3. Sur l’exécution provisoire
L’exécution provisoire de droit de la présente décision, n’a pas lieu d’être écartée par le juge, et il convient donc de déclarer le présent jugement exécutoire de droit par provision, en application des articles 514 et 514-1 du Code de procédure civile.
4. Sur les dépens et les frais irrépétibles :
Monsieur [L] ayant succombé à la présente instance, il en supportera les entiers dépens, y compris le commandement de payer et l’assignation, conformément à l’article 696 du Code de Procédure Civile.

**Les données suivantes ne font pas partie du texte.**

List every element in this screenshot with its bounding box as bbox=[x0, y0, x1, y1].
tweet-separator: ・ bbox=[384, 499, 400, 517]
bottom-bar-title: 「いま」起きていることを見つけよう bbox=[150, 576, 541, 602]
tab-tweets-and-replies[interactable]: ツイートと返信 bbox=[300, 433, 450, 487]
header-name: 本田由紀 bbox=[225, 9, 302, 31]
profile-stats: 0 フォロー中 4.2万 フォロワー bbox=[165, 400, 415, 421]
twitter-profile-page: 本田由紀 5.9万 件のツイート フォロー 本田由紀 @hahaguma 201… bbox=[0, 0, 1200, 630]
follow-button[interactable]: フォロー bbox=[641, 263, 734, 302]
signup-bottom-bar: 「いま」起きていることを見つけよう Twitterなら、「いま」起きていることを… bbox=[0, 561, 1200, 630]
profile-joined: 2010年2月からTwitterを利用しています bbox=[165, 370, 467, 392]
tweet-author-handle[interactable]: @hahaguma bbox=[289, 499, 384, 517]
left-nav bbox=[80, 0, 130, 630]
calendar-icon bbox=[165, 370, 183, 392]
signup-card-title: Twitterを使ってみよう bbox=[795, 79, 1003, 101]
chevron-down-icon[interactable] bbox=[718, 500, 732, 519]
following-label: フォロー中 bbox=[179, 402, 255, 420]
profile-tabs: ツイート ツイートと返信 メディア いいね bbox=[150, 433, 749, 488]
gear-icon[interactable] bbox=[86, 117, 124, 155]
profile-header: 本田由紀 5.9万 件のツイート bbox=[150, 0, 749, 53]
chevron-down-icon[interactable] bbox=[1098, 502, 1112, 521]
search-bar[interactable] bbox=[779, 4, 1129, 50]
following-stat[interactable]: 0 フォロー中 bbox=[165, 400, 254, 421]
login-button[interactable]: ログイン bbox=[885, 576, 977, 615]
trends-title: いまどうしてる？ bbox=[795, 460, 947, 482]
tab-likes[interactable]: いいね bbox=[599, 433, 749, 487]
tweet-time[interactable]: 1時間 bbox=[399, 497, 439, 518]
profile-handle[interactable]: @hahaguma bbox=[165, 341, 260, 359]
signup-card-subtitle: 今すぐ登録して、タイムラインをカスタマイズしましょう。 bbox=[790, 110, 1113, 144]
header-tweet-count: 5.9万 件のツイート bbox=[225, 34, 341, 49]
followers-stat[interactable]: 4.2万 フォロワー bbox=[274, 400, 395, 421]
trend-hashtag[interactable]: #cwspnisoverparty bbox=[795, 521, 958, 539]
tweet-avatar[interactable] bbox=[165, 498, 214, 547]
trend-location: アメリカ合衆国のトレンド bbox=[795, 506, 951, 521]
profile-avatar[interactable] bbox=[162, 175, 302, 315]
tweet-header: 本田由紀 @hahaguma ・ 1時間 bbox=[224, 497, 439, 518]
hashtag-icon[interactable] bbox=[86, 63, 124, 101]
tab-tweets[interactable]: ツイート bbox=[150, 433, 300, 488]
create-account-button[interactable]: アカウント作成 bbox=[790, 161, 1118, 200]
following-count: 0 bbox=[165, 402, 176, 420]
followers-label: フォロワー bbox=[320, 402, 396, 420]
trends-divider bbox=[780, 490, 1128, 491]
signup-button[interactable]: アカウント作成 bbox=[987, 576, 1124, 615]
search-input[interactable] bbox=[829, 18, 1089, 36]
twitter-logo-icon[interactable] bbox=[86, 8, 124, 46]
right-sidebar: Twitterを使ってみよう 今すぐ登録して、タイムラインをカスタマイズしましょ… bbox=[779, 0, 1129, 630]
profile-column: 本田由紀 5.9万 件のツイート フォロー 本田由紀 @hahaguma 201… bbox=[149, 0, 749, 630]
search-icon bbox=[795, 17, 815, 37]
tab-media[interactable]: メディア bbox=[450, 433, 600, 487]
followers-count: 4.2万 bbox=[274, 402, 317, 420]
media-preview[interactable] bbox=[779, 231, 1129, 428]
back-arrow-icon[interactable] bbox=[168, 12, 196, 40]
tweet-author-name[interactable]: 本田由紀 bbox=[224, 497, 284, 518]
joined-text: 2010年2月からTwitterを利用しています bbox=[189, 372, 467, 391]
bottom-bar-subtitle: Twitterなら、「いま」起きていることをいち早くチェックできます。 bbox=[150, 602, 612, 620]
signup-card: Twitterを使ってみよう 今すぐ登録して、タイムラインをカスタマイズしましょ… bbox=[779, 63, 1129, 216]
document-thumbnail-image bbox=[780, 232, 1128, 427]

L’équité ne commande pas de faire application des dispositions de l’article 700 du même Code.
PAR CES MOTIFS
Le Juge des Contentieux de la Protection, statuant publiquement, par jugement rendu contradictoirement et en premier ressort,
DÉCLARE recevable la demande de la S.C.I. ALAIN ;
CONSTATE que le bail conclu le 29 avril 2023, ayant pris effet le 1er mai 2023 entre les parties est résilié de plein droit au 6 janvier 2025 ;
CONDAMNE Monsieur [J] [L] à payer à la S.C.I. ALAIN la somme de 903,00 euros au titre de l’arriéré des loyers arrêtés au mois de mai 2025 inclus avec intérêts au taux légal à compter de chaque échéance mensuelle ;
DÉBOUTE la S.C.I. ALAIN de sa demande au titre de la clause pénale ;
ACCORDE à Monsieur [J] [L] des délais pour s’acquitter de cette dette en neuf mensualités de 100,00 euros, suivies d’une dixième du solde, frais et intérêts, à verser en sus des loyers courants au plus tard le dernier jour de chaque mois et pour la première fois le dernier jour du mois suivant la signification du présent jugement ;
RAPPELLE que pendant ces délais, les effets de la clause résolutoire sont suspendus et qu’à règlement complet de la dette à l’intérieur des délais cette clause sera réputée ne pas avoir joué ;
DIT qu’à première défaillance à l’intérieur de ce délai, le solde deviendra immédiatement exigible ;
dans ce cas,
FIXE le montant de l’indemnité d’occupation à 490,00 euros par mois, charges comprises ;
CONDAMNE Monsieur [J] [L] au paiement de cette indemnité à la S.C.I. ALAIN du jour du premier impayé à celui de l’évacuation complète des lieux avec remise des clés au propriétaire, avec intérêts au taux légal au dernier jour de chaque mois sur la mensualité échue ;
ORDONNE l’évacuation par Monsieur [J] [L], et tous occupants de son chef, du logement sis [Adresse 5] à [Localité 4], dans un délai de deux mois suivant le commandement de quitter les lieux ;
ACCORDE à la partie demanderesse le concours de la force publique pour en cas de besoin faire procéder à l’expulsion de Monsieur [J] [L] ;
DÉBOUTE la S.C.I. ALAIN du surplus de ses demandes ;
dans tous les cas,
DIT n’y avoir lieu de faire application de l’article 700 du Code de Procédure Civile ;
DÉCLARE le présent jugement exécutoire de droit à titre provisoire, et DIT n’y avoir lieu de l’écarter ;
CONDAMNE Monsieur [J] [L] aux dépens y compris ceux liés au commandement de payer et à l’assignation ;
AINSI JUGÉ ET PRONONCÉ, les jour, mois et an susdits, et nous, Juge et Greffier, avons signé le présent jugement.